The main reason that Ausangate is considered difficult is because the entire trek takes place in high altitude, therefore it is only recommended for those who have experience in these conditions. The hike itself is said to not be too difficult as long as you aren’t suffering from the altitude, but the altitude does tend to affect most people. Whether or not you decide to do this trek may therefore depend on how acclimatized you are and how experienced you are in dealing with similar conditions. If you are suffering from the altitude it can be extremely difficult, as there are a total of four high mountain passes ranging from 4,757m to 5,165m.
There are a few other concerns besides altitude sickness as well. Due to its remote location, if you become injured or ill it is very difficult to be evacuated by emergency personnel. Speaking Spanish at a reasonably high level is also an absolute necessity for dealing with any local people you might encounter. Weather can be an issue as well, with snow or other difficult conditions disrupting the trek. At times, it can be a little bit difficult to find the correct path.
With those warnings out of the way, let’s focus on the reward for all this potential hardship. We’ve already mentioned that you’ll pass by a bounty of beautiful natural sights such as glaciers, lakes and mountain vistas. Did we also mention that the trek also contains multiple natural hot springs where you can recharge after a strenuous day of hiking? All this while surrounded by some of the most beautiful natural scenery you can imagine. It isn’t just static nature scenes around you either; the landscape is alive, with numerous native wildlife species calling the region home. Fauna in the region includes alpacas, llamas, vicuñas and vizcasas, along with many beautiful native bird species. Trekking Ausangate is truly a once-in-a-lifetime experience where you’ll feel closer to nature than you’ve ever felt before.
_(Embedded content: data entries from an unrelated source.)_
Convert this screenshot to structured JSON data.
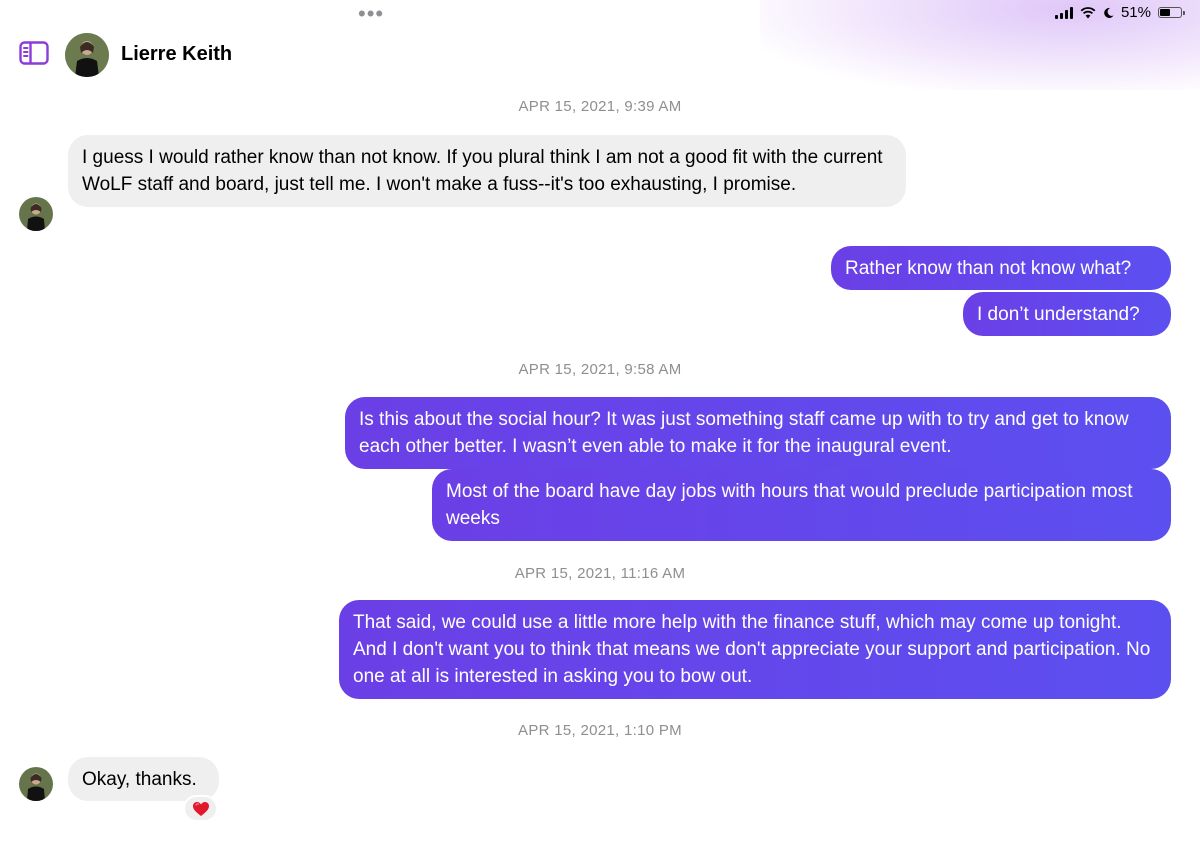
{
  "status_bar": {
    "battery_text": "51%",
    "battery_level": 0.51
  },
  "header": {
    "contact_name": "Lierre Keith"
  },
  "colors": {
    "outgoing_start": "#6b3fe6",
    "outgoing_end": "#5c4ff0",
    "incoming": "#efefef",
    "accent": "#8a3bd8"
  },
  "messages": [
    {
      "type": "timestamp",
      "text": "APR 15, 2021, 9:39 AM"
    },
    {
      "type": "incoming",
      "text": "I guess I would rather know than not know. If you plural think I am not a good fit with the current WoLF staff and board, just tell me. I won't make a fuss--it's too exhausting, I promise."
    },
    {
      "type": "outgoing",
      "text": "Rather know than not know what?"
    },
    {
      "type": "outgoing",
      "text": "I don’t understand?"
    },
    {
      "type": "timestamp",
      "text": "APR 15, 2021, 9:58 AM"
    },
    {
      "type": "outgoing",
      "text": "Is this about the social hour? It was just something staff came up with to try and get to know each other better. I wasn’t even able to make it for the inaugural event."
    },
    {
      "type": "outgoing",
      "text": "Most of the board have day jobs with hours that would preclude participation most weeks"
    },
    {
      "type": "timestamp",
      "text": "APR 15, 2021, 11:16 AM"
    },
    {
      "type": "outgoing",
      "text": "That said, we could use a little more help with the finance stuff,  which may come up tonight. And I don't want you to think that means we don't appreciate your support and participation. No one at all is interested in asking you to bow out."
    },
    {
      "type": "timestamp",
      "text": "APR 15, 2021, 1:10 PM"
    },
    {
      "type": "incoming",
      "text": "Okay, thanks.",
      "reaction": "heart"
    }
  ]
}
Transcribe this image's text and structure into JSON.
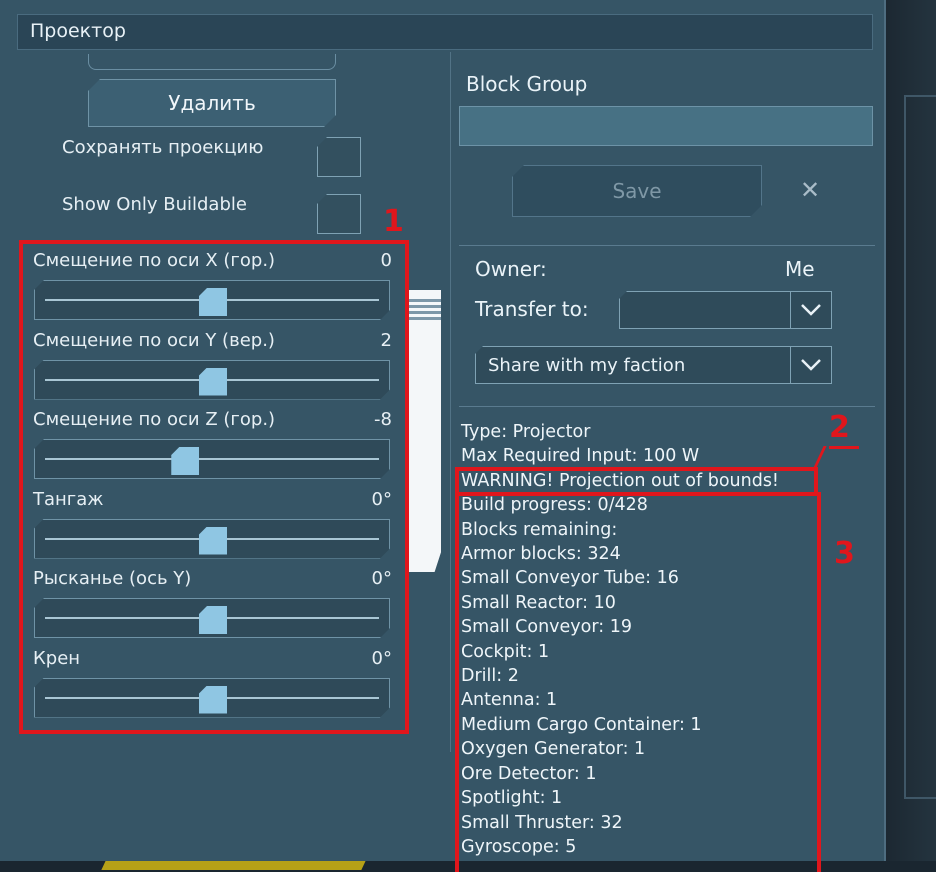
{
  "window": {
    "title": "Проектор"
  },
  "left": {
    "delete_label": "Удалить",
    "keep_projection_label": "Сохранять проекцию",
    "show_buildable_label": "Show Only Buildable",
    "sliders": [
      {
        "label": "Смещение по оси X (гор.)",
        "value": "0",
        "fill": 0.5
      },
      {
        "label": "Смещение по оси Y (вер.)",
        "value": "2",
        "fill": 0.5
      },
      {
        "label": "Смещение по оси Z (гор.)",
        "value": "-8",
        "fill": 0.41
      },
      {
        "label": "Тангаж",
        "value": "0°",
        "fill": 0.5
      },
      {
        "label": "Рысканье (ось Y)",
        "value": "0°",
        "fill": 0.5
      },
      {
        "label": "Крен",
        "value": "0°",
        "fill": 0.5
      }
    ]
  },
  "right": {
    "block_group_label": "Block Group",
    "save_label": "Save",
    "close_glyph": "✕",
    "owner_label": "Owner:",
    "owner_value": "Me",
    "transfer_label": "Transfer to:",
    "transfer_value": "",
    "share_value": "Share with my faction",
    "info_lines": [
      "Type: Projector",
      "Max Required Input: 100 W",
      "WARNING! Projection out of bounds!",
      "Build progress: 0/428",
      "Blocks remaining:",
      "Armor blocks: 324",
      "Small Conveyor Tube: 16",
      "Small Reactor: 10",
      "Small Conveyor: 19",
      "Cockpit: 1",
      "Drill: 2",
      "Antenna: 1",
      "Medium Cargo Container: 1",
      "Oxygen Generator: 1",
      "Ore Detector: 1",
      "Spotlight: 1",
      "Small Thruster: 32",
      "Gyroscope: 5"
    ]
  },
  "annotations": {
    "one": "1",
    "two": "2",
    "three": "3"
  },
  "colors": {
    "annotation": "#e0161c",
    "panel": "#365566",
    "knob": "#8fc6e3"
  }
}
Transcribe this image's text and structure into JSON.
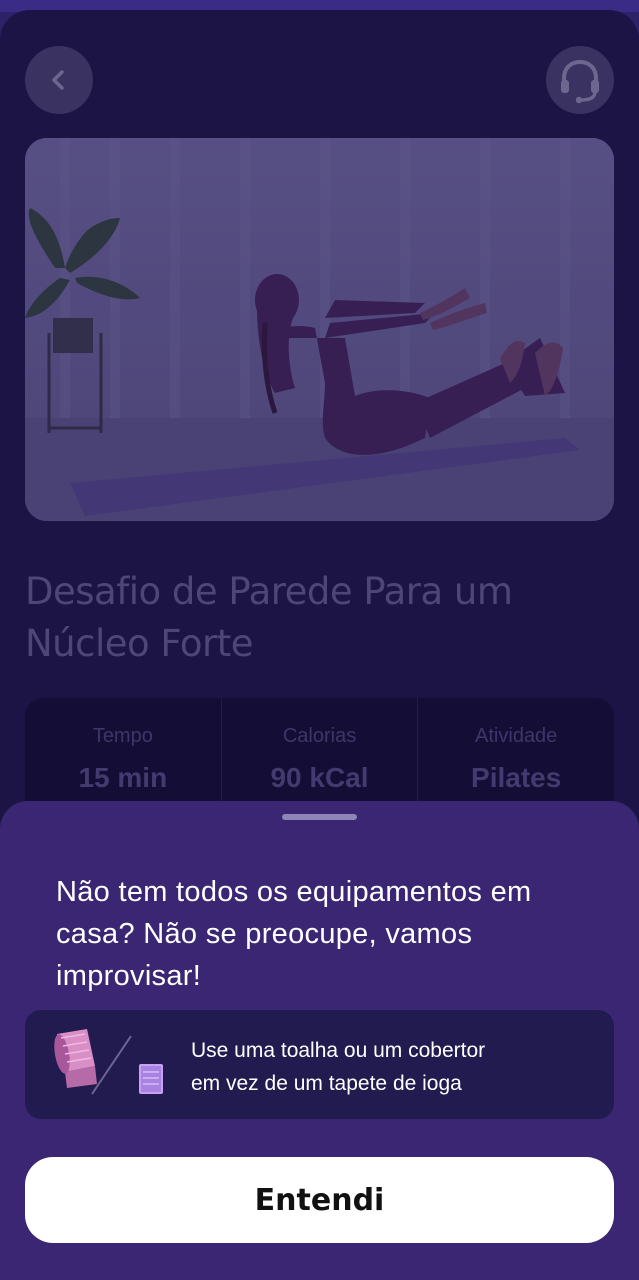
{
  "workout": {
    "title_line1": "Desafio de Parede Para um",
    "title_line2": "Núcleo Forte",
    "stats": [
      {
        "label": "Tempo",
        "value": "15 min"
      },
      {
        "label": "Calorias",
        "value": "90 kCal"
      },
      {
        "label": "Atividade",
        "value": "Pilates"
      }
    ]
  },
  "header": {
    "back_icon": "chevron-left-icon",
    "support_icon": "headset-icon"
  },
  "sheet": {
    "heading_line1": "Não tem todos os equipamentos em",
    "heading_line2": "casa? Não se preocupe, vamos",
    "heading_line3": "improvisar!",
    "tip": {
      "line1": "Use uma toalha ou um cobertor",
      "line2": "em vez de um tapete de ioga",
      "icons": [
        "yoga-mat-icon",
        "towel-icon"
      ]
    },
    "cta_label": "Entendi"
  },
  "colors": {
    "background": "#1b1445",
    "sheet": "#3a2672",
    "accent_button": "#ffffff"
  }
}
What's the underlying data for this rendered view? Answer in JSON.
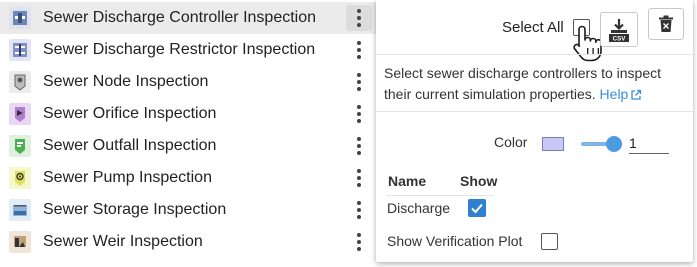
{
  "list": {
    "items": [
      {
        "label": "Sewer Discharge Controller Inspection",
        "icon": "discharge-controller-icon",
        "color": "#6f87b8"
      },
      {
        "label": "Sewer Discharge Restrictor Inspection",
        "icon": "discharge-restrictor-icon",
        "color": "#7f8fc8"
      },
      {
        "label": "Sewer Node Inspection",
        "icon": "node-icon",
        "color": "#c9c9c9"
      },
      {
        "label": "Sewer Orifice Inspection",
        "icon": "orifice-icon",
        "color": "#b07ed0"
      },
      {
        "label": "Sewer Outfall Inspection",
        "icon": "outfall-icon",
        "color": "#4caf50"
      },
      {
        "label": "Sewer Pump Inspection",
        "icon": "pump-icon",
        "color": "#e0e05a"
      },
      {
        "label": "Sewer Storage Inspection",
        "icon": "storage-icon",
        "color": "#8fb3dc"
      },
      {
        "label": "Sewer Weir Inspection",
        "icon": "weir-icon",
        "color": "#bfa27a"
      }
    ]
  },
  "panel": {
    "select_all_label": "Select All",
    "csv_label": "CSV",
    "description": "Select sewer discharge controllers to inspect their current simulation properties.",
    "help_label": "Help",
    "color_label": "Color",
    "color_value": "#c7c8f5",
    "slider_value": "1",
    "table": {
      "headers": [
        "Name",
        "Show"
      ],
      "rows": [
        {
          "name": "Discharge",
          "show": true
        }
      ]
    },
    "verification_label": "Show Verification Plot",
    "accent": "#2f80d0"
  }
}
The best time of year to do this trek is in the dry season lasting from May to September. Despite the general lack of precipitation, it’s still possible to see a little snow or rain occasionally, and you’ll have to deal with some pretty cold weather since these months coincide with winter in the southern hemisphere.
All departures for this trek typically leave from the city of Cusco. The trailhead in Tinqui is about 3.5 hours by bus from Cusco. From there, the typical route goes as follows:
Day 1: Cusco – Tinqui – Upis
Day 2: Upis – Lake Ausangate Q’ocha
Day 3: Lake Ausangate Q’ocha – Qampa
Day 4: Qampa – Pacchanta
Day 5: Pacchanta – Cusco
Many tours will also include the option to visit the beautiful rainbow-colored mountain of Vinicunca (Rainbow Mountain) as a side trip from the main trek.
The items that you bring along will really depend on how you plan to do the trek. Since it is a very challenging trek with certain dangers involved, we highly recommend using a qualified tour agency to book a guided expedition. In this case, you should consult your tour provider to find out what you should bring with you since most of the items will be supplied for you. Below is a sample list of some of the things you’ll need. If you decide to undertake this adventure on your own, make sure to consult other guides since this is not a comprehensive list.
There are many companies operating guided treks to Ausangate out of Cusco. If you’re flying into Lima (where nearly all international flights arrive), it’s common to travel across the country by bus and sightseeing, eventually ending up in Cusco. There are many companies running along this route in Peru, but the only one which offers a hop on hop off style service is Peru Hop. This hop on hop off system allows you to travel flexibly and see all the important sites along the way, so we highly recommend you reserve a ticket.
Once in Cusco, you’ll have the ability to shop around a little bit and find one which suits you, since the pace of the trek, accommodations provided and price will differ between providers. If you’d prefer to book something online, there are a couple companies selling tours online including Ausangate Peru and Apus Peru. It also may be a good idea to get your feet wet with another trek from Cusco before attempting something as challenging as Ausangate.
We hope the information that we’ve presented has convinced you to see one of Peru’s best kept secrets for yourself! Happy trekking!